Now comes the fun part. First we'll look at
the right side. The 2 vertically mounted 16 pin
DIP parts are DS1803-010 dual digital potentiometers. These are connected to the Feather via the I2C
bus and provide 256 steps from 0 to 10K ohms. The horizontally mounted 14 pin DIP part is
an LM324 quad op-amp. Together, these three parts allow the control of 4 meters. The fifth meter
is controlled through an additional DS1803-050 (50K digital potentiometer) and
LM324 on the left side. Also visible on the right side are four blue trimmer pots. These, in
conjunction with some hard-to-see resistors, provide the voltages that drive the meters.
A quick theory of operation: the software selects
a digital pot to update by writing a pot value to the correct I2C address of that pot.

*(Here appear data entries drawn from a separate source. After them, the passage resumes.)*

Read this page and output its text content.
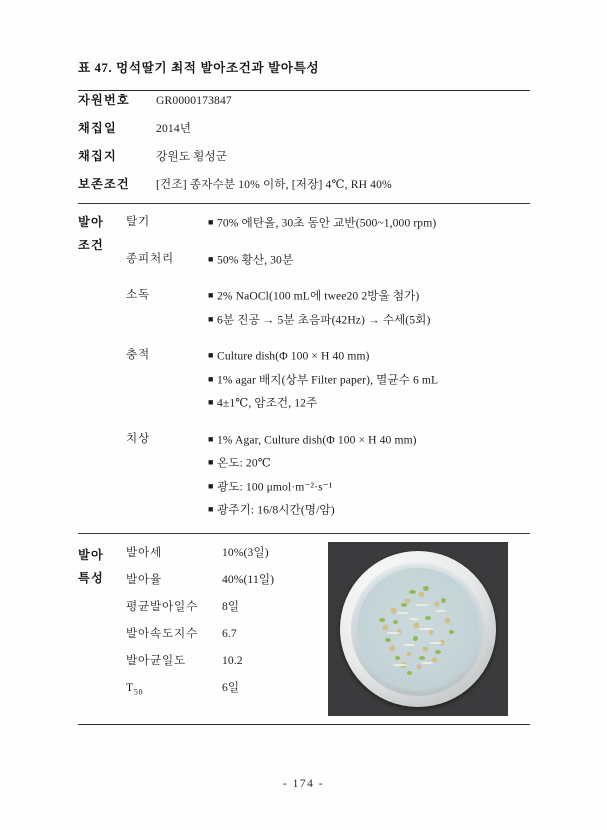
표 47. 멍석딸기 최적 발아조건과 발아특성
자원번호	GR0000173847
채집일	2014년
채집지	강원도 횡성군
보존조건	[건조] 종자수분 10% 이하, [저장] 4℃, RH 40%
발아
조건
탈기	■ 70% 에탄올, 30초 동안 교반(500~1,000 rpm)
종피처리	■ 50% 황산, 30분
소독	■ 2% NaOCl(100 mL에 twee20 2방울 첨가)
■ 6분 진공 → 5분 초음파(42Hz) → 수세(5회)
충적	■ Culture dish(Φ 100 × H 40 mm)
■ 1% agar 배지(상부 Filter paper), 멸균수 6 mL
■ 4±1℃, 암조건, 12주
치상	■ 1% Agar, Culture dish(Φ 100 × H 40 mm)
■ 온도: 20℃
■ 광도: 100 μmol·m⁻²·s⁻¹
■ 광주기: 16/8시간(명/암)
발아
특성
발아세	10%(3일)
발아율	40%(11일)
평균발아일수	8일
발아속도지수	6.7
발아균일도	10.2
$T_{50}$	6일
- 174 -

The
value to be written is driven from a lookup-table that is calibrated for that meter and
its network of resistors. This is time consuming but luckily only has to be done once. For
meters that go from 0 to 59, it means tweaking 60 values. The meters are generally fairly linear
but to get the best results, I found the lookup table to be better than relying on linearity. The
pot sits between 0 and +5V so that's the range of its wiper. This
wiper is used by the op-amp at the (+) input. Each op-amp is
wired as a non-inverting unity-gain buffer to drive the meter (the digital pots can't drive
them directly). The trim pot and other resistors serially connect the output of the op-amp to the (+)
terminal of the meter and reduce the voltage presented to the meter as necessary (this requires
some trial and error when working with unknown parts). The meter's (-) terminal goes to a common ground. Repeat this once for
The last piece of the puzzle is the
software. Most of it is pretty straightforward. The only tricky part was writing
the interface to the digital
pots using the existing I2C library. The code loops periodically to update the meter a few times
a second; most of the time it's pausing. At power-up, the code looks for input from the serial
port. If none is found after a timeout period, it reads the contents of the clock chip on the Wing and uses that. If
there is user input, it decodes the string, sets the clock chip and that becomes the new
starting time. Daylight savings time adjustments are pre-programmed into a table for many
years to come - this was easier than calculating the actual days each year.
That's it. This was my first
Arduino (compatible) project and I had a great time building it. It took quite a while
to build mainly because I slowly scavenged meters over many months from different sources until I lucked
out and found those 5 meters in a panel. This also means I have a bunch of odds and ends meters
looking for a project.
So what's next? Since the digital to analog
interface using the digital pots and op-amp can easily be re-used, I have a pair of VU meters
recycled from some old stereo equipment that could make an Analog Digital Weather Station to
display temperature and barometric pressure.